Other frequent breakdowns include:

  • Overcharging for copies: The Privacy Rule limits fees to a reasonable, cost-based amount. Some organizations still charge per-page rates that exceed what the rule allows.
  • Requiring patients to use proprietary portals: Patients have the right to receive their PHI in the format they request, if readily producible. You cannot force them to use your patient portal as the only access method.
  • Failing to apply the minimum necessary standard correctly: While the minimum necessary standard applies to many uses and disclosures, it does not apply when the individual requests access to their own records. Some staff mistakenly redact information the patient is entitled to see.
  • Ignoring business associate obligations: If a business associate maintains PHI on your behalf, your organization is still responsible for ensuring patient rights are honored. The obligation does not transfer away.

The Workforce Training Requirement Most Organizations Underestimate

Nearly every HIPAA rights violation OCR has pursued could have been prevented by adequate workforce training. Under 45 CFR §164.530(b), covered entities must train all workforce members on policies and procedures related to PHI — including patient rights provisions — and this training must occur within a reasonable period after hiring and whenever material changes occur.

Yet many organizations treat HIPAA training as a once-a-year compliance checkbox focused exclusively on data breaches and password hygiene. Patient rights — the area OCR is most actively enforcing — often receives five minutes of attention in a 30-minute module.

Your front-desk staff, medical records teams, and practice managers need specific, practical training on how to receive and fulfill access requests, how to handle amendment requests, and when to escalate issues. This is exactly the kind of gap that a comprehensive HIPAA training and certification program is designed to close.

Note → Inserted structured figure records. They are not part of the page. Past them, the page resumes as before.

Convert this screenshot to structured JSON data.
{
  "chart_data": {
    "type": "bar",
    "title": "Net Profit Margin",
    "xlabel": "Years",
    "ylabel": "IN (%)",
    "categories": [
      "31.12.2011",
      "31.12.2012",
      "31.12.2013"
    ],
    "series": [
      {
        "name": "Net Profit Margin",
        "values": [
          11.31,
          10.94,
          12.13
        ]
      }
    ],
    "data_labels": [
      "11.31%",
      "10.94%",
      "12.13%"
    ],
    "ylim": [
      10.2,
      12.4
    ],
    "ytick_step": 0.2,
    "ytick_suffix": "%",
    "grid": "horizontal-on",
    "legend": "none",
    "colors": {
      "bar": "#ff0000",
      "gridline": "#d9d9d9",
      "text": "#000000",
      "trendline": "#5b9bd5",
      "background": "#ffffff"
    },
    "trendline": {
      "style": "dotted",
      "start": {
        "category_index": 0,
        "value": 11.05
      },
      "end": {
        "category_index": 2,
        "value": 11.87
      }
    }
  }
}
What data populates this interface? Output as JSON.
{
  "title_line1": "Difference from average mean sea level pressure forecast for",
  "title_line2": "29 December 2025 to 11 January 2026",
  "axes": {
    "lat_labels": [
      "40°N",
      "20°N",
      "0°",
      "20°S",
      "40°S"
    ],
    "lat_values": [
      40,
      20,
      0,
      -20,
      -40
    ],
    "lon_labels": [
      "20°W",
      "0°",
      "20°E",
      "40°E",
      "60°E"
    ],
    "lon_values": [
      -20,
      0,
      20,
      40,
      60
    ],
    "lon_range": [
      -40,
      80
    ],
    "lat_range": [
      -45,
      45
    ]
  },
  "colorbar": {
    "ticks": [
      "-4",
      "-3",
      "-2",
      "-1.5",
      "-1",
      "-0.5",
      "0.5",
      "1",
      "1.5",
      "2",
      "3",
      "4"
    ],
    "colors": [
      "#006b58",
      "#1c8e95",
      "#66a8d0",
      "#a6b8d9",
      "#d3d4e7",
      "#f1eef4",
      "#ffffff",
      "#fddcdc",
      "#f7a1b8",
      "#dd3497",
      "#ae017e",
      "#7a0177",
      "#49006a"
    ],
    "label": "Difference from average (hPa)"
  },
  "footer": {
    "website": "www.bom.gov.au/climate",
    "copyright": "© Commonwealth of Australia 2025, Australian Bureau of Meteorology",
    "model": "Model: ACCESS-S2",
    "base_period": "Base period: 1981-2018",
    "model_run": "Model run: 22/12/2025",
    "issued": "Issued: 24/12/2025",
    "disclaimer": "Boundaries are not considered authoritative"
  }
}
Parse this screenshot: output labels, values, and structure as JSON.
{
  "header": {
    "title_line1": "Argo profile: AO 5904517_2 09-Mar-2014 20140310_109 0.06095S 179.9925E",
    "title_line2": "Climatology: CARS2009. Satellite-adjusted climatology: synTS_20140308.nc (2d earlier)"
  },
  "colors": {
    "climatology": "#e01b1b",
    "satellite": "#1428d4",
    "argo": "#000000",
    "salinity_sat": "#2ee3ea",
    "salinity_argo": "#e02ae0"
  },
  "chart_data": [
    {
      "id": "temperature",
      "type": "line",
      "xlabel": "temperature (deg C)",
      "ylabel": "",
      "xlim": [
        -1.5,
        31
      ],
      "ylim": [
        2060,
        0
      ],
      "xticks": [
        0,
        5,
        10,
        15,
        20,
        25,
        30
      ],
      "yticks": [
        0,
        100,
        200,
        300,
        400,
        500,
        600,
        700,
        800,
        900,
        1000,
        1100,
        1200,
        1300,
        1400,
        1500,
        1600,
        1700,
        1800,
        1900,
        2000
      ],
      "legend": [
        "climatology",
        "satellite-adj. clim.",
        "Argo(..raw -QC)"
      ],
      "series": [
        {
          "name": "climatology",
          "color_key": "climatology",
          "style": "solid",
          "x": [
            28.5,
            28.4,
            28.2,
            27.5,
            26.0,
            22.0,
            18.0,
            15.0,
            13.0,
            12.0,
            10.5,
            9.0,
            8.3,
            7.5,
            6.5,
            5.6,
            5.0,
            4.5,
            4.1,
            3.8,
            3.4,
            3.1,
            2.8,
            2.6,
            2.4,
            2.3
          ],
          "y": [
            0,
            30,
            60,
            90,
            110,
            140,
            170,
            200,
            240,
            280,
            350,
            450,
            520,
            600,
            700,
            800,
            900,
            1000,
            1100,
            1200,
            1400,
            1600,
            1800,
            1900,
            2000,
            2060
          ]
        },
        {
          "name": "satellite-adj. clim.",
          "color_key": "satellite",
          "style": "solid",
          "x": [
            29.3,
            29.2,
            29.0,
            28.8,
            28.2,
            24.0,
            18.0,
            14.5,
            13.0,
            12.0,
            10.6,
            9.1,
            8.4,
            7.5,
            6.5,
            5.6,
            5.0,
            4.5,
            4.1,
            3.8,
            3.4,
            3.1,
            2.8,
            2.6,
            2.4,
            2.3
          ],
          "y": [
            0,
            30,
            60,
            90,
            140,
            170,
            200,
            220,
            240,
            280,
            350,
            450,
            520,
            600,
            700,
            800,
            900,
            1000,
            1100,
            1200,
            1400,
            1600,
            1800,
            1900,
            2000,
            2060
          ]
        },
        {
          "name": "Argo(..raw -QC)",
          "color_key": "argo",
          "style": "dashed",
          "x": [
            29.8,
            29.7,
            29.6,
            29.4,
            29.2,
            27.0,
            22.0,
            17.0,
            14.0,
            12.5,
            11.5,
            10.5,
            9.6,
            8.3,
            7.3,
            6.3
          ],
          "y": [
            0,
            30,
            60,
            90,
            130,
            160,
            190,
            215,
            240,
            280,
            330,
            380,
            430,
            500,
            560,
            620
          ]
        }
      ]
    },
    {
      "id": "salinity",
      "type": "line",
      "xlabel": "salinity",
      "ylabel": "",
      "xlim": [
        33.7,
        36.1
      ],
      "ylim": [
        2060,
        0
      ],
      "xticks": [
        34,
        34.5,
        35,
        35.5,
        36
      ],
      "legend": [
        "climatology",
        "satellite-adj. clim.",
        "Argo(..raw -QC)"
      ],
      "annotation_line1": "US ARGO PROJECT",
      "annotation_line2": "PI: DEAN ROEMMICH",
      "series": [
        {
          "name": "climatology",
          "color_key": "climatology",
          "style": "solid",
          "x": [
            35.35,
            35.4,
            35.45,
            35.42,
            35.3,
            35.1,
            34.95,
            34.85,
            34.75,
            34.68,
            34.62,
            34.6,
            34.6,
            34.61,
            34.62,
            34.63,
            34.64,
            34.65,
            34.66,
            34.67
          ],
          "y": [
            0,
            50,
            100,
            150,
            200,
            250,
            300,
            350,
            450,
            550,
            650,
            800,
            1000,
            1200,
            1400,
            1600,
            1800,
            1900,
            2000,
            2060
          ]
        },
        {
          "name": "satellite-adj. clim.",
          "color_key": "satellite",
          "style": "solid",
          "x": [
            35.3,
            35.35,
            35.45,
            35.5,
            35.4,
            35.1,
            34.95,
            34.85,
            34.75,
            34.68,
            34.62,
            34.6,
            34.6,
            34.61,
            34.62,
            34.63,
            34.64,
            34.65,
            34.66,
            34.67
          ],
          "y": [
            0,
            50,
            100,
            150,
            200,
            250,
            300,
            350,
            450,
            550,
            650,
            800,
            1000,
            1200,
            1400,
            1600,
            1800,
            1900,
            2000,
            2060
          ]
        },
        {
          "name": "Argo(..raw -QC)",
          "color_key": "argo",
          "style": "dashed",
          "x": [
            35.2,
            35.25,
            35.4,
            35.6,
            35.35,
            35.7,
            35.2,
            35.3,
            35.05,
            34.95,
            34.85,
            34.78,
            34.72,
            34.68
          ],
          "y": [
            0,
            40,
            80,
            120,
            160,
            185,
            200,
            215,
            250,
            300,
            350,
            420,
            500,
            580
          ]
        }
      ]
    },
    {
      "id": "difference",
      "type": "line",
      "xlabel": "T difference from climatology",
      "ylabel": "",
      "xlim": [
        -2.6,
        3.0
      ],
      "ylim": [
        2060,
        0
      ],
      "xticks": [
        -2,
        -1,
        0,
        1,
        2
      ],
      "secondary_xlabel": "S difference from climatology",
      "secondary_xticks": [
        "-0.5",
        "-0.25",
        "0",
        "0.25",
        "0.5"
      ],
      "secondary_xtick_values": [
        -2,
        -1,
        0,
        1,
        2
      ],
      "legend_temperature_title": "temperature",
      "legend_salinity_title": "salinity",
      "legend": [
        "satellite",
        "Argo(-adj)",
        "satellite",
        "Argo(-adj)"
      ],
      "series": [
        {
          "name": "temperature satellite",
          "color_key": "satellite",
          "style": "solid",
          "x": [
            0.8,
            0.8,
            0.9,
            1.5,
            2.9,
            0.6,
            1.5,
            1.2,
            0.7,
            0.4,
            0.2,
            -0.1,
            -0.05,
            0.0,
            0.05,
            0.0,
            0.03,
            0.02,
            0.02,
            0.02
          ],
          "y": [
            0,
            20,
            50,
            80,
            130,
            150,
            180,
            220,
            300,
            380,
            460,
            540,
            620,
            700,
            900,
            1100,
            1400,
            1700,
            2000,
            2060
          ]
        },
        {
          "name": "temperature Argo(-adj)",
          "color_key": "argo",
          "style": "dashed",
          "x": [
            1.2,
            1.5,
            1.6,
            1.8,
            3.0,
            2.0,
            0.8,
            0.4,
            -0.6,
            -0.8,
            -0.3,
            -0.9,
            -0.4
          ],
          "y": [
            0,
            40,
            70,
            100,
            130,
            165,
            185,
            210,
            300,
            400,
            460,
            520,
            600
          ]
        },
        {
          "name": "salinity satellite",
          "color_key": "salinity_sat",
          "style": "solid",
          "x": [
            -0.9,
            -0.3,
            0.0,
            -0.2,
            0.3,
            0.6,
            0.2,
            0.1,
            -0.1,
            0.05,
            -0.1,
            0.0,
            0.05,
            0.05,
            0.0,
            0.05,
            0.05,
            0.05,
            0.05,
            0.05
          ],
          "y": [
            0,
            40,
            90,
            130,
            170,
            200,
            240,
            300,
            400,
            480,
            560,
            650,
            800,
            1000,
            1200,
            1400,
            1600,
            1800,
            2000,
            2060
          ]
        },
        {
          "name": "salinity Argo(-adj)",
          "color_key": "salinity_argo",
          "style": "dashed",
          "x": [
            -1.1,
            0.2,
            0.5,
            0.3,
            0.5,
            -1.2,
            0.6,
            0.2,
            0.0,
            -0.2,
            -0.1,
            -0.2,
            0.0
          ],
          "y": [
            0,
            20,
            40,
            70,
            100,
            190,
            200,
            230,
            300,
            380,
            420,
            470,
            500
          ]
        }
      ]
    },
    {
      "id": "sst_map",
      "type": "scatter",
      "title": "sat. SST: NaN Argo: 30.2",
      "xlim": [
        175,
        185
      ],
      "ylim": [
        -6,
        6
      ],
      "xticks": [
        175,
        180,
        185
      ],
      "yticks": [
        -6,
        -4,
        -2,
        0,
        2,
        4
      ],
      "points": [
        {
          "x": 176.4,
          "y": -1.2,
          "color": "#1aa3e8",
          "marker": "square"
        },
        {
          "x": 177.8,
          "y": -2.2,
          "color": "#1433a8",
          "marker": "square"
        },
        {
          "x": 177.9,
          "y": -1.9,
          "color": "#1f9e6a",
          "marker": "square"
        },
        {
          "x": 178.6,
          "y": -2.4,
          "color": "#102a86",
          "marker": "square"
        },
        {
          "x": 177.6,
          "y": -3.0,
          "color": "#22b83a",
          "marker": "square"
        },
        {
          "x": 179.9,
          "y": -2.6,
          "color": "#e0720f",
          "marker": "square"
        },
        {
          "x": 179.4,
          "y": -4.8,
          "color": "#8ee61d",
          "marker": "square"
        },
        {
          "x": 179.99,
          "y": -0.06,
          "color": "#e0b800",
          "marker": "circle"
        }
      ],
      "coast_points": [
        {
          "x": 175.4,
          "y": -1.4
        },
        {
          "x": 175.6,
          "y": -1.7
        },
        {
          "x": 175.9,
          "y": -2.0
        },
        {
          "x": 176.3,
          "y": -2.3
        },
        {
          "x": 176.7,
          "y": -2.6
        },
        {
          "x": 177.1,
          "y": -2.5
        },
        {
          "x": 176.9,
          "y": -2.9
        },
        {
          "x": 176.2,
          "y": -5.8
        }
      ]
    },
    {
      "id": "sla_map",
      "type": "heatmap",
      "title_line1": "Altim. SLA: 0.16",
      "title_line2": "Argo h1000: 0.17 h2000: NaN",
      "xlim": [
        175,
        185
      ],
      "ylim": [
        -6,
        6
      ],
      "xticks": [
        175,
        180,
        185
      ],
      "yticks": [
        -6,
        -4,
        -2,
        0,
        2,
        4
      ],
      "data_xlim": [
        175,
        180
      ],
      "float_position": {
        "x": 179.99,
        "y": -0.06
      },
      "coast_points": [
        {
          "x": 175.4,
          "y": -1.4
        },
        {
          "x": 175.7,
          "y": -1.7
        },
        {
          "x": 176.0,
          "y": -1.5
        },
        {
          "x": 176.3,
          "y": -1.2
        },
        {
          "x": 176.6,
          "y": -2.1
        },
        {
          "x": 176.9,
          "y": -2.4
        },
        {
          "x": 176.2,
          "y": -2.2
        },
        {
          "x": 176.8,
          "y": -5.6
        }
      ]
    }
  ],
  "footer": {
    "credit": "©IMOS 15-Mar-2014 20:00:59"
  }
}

Five Steps to Prevent a HIPAA Rights Violation in Your Organization

1. Audit your current access request workflow. Trace the path from the moment a patient submits a request to the moment they receive their records. Identify every point where delay or denial could occur.

2. Document and distribute a written policy. Your access request policy should specify the responsible person, the timeline (30 calendar days, with one 30-day extension if written notice is provided), acceptable formats, and fee schedules compliant with the Privacy Rule.

3. Train every workforce member who touches PHI. This includes clinical staff, administrative personnel, IT teams, and any business associate workforce with access to designated record sets. Partnering with a dedicated platform like HIPAA Certify for workforce HIPAA compliance ensures training stays current with OCR's evolving enforcement priorities.

4. Conduct a risk analysis that includes patient rights. Most organizations limit their HIPAA risk analysis to the Security Rule. Expand yours to assess privacy risks, including the risk that patient rights requests are being mishandled or ignored.

5. Monitor and log every request. Maintain a tracking system that records the date each request is received, the actions taken, and the date the response is provided. This log is your primary evidence of compliance if OCR comes calling.

OCR Is Not Slowing Down — Your Compliance Must Keep Up

OCR's enforcement of patient rights under HIPAA has accelerated every year since the Right of Access Initiative launched. Acting Director Melanie Fontes Rainer has publicly stated that patient access remains a top enforcement priority heading into 2025.

A HIPAA rights violation is not an abstract regulatory risk. It is a specific, documented pattern that begins with one patient complaint and ends with a corrective action plan, a financial penalty, and reputational damage that no healthcare organization can afford. The organizations that avoid this outcome are the ones that invest in documented processes, ongoing workforce training, and a culture that treats patient rights as a core operational obligation — not an afterthought.